La sera prima era tornata da lui subito dopo aver servito la cena, avevano fatto di nuovo l'amore poi avevano parlato a lungo e si erano stretti sotto le coperte fino ad addormentarsi. Aveva fatto altri incubi, ma l'abbraccio di Sebastiano era riuscito ad allontanarli.

Si era nuovamente sognata bambina, di nuovo era stata Vania.

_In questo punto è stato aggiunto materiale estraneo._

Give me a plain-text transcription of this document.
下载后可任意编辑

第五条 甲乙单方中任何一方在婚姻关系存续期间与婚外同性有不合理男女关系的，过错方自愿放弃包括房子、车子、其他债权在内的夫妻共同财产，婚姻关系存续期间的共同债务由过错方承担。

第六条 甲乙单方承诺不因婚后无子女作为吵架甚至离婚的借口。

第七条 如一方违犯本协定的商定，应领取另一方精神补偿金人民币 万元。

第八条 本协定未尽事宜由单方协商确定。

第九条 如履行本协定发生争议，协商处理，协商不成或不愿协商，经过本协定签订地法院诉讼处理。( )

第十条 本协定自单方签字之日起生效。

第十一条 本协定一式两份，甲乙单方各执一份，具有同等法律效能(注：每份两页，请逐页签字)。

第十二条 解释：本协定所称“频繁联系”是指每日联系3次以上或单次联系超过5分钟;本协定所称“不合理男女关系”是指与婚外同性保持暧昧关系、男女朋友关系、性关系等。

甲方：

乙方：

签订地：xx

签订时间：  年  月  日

Il suono della campana del monastero le fece levare la testa. Alla luce del sole nascente la superficie dei tetti brillava come cosparsa di diamanti, uno stormo di corvi si era levato dagli spalti della rocca, disturbato dal suono dei rintocchi vibranti che si spandevano nell'aria. Più in basso, sotto la mole severa delle mura, sopra il tetto della vecchia caserma, sventolava il vessillo del Sacro Ufficio.

Iniziava la Caccia.

***

Affacciato alla finestra Learco storse la bocca. Quella bandiera che ondeggiava fiacca nell'aria quasi immobile era foriera di morte e gli riportava alla mente ricordi sgradevoli. Aveva di nuovo nelle orecchie l'eco delle urla dei torturati, sentiva nel naso l'odore sgradevole della sala interrogatori. Un misto di sudore, urina e sangue. Gli pareva ancora di sentire la voce dell'Inquisitore che gli consigliava di confessare.

«Che cosa ne pensate?» la voce di Iorio lo strappò al passato riportandolo al suo ufficio e ai suoi ospiti: il giovane Capitano e la fredda Inquisitrice.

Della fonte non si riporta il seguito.